Today, more people have cell phones than fixed telephone lines, both in the United States and internationally. There are more than one billion cell phone users worldwide, and as one wireless industry analyst recently told Slate, “some time between 2010 and 2020, everyone who wants and can afford a cell phone will have one.” Americans spend, on average, about seven hours a month talking on their cell phones. Wireless phones have become such an important part of our everyday lives that in July, the country’s major wireless industry organization featured the following “quick poll” on its website: “If you were stranded on a desert island and could have one thing with you, what would it be?” The choices: “Matches/Lighter,” “Food/Water,” “Another Person,” “Wireless Phone.” The World Health Organization has even launched an “International EMF Project” to study the possible health effects of the electromagnetic fields created by wireless technologies.
Communication Delinquents
The ease of mobile communication does not guarantee positive results for all those who use it, of course, and the list of unintended negative consequences from cell phone use continues to grow. The BBC world service reported in 2001, “senior Islamic figures in Singapore have ruled that Muslim men cannot divorce their wives by sending text messages over their mobile phones.” (Muslims can divorce their wives by saying the word “talaq,” which means “I divorce you,” three times). Concerns about the dangers of cell phone use while driving have dominated public discussion of cell phone risks. A 2001 study by the National Highway Traffic Safety Administration estimated that “54 percent of drivers ‘usually’ have some type of wireless phone in their vehicle with them” and that this translates into approximately 600,000 drivers “actively using cell phones at any one time” on the road. Women and drivers in the suburbs were found to talk and drive more often, and “the highest national use rates were observed for drivers of vans and sport utility vehicles.” New York, New Jersey, and Washington, D.C. all require drivers touse hands-free technology (headsets or speakerphones) when talking on the cell.

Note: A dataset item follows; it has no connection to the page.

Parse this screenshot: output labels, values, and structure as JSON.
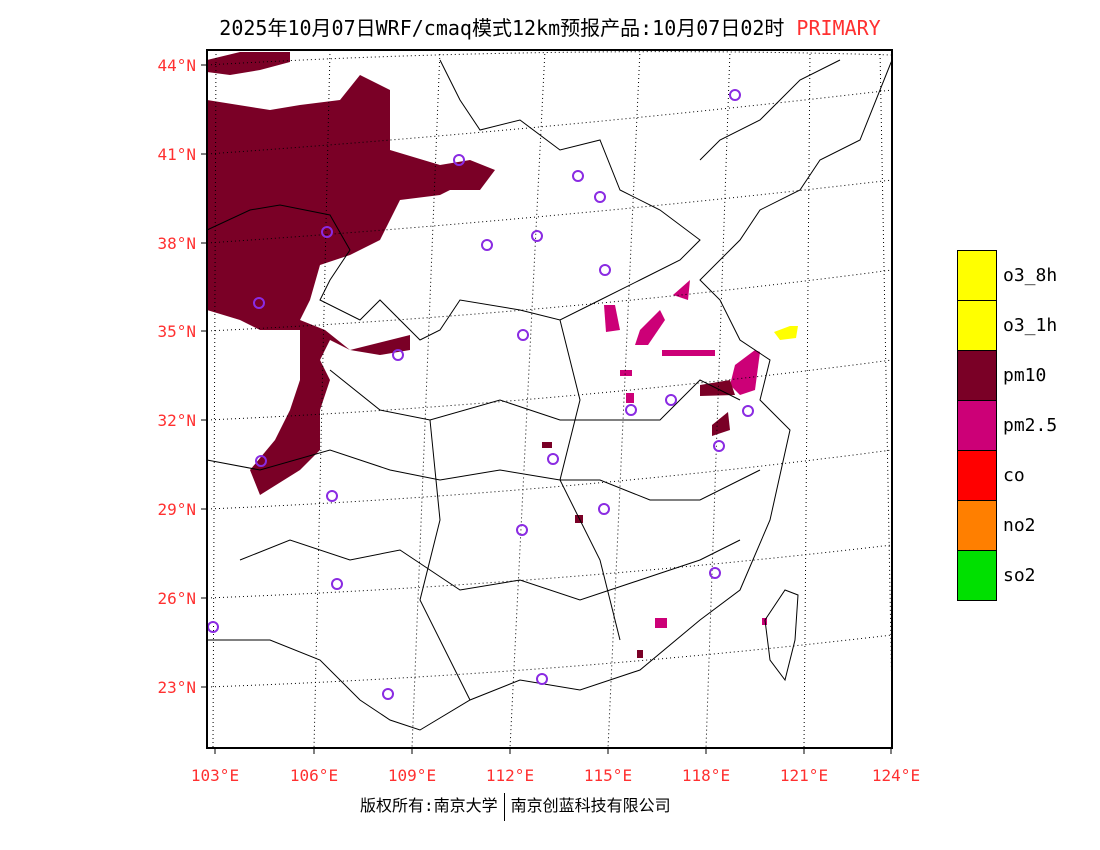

Cell phones can also play host to viruses, real and virtual. A 2003 study presented at the American Society for Microbiology’s conference on infectious disease found that twelve percent of the cell phones used by medical personnel in an Israeli hospital were contaminated with bacteria. (Another recent cell phone-related health research result, purporting a link between cell phone use and decreased sperm counts, has been deemed inconclusive.) The first computer virus specifically targeting cell phones was found in lateJune. As The Guardian reported recently, anti-virus manufacturers believe that “the mobile phone now mirrors how the Net has developed over the past two or three years—blighted with viruses as people got faster connections and downloaded more information.”
Spectator Sport
We know that the reasons people give for owning cell phones are largely practical—convenience and safety. But the reason we answer them whenever they ring is a question better left to sociology and psychology. In works such as Behavior in Public Spaces, Relations in Public, and Interaction Ritual, the great sociologist Erving Goffman mapped the myriad possibilities of human interaction in social space, and his observations take on a new relevance in our cell phone world. Crucial to Goffman’s analysis was the notion that in social situations where strangers must interact, “the individual is obliged to ‘come into play’ upon entering the situation and to stay ‘in play’ while in the situation.” Failure to demonstrate this presence sends a clear message to others of one’s hostility or disrespect for the social gathering. It effectively turns them into “non-persons.” Like the piqued lover who rebuffs her partner’s attempt to caress her, the person who removes himself from the social situation is sending a clear message to those around him: I don’t need you.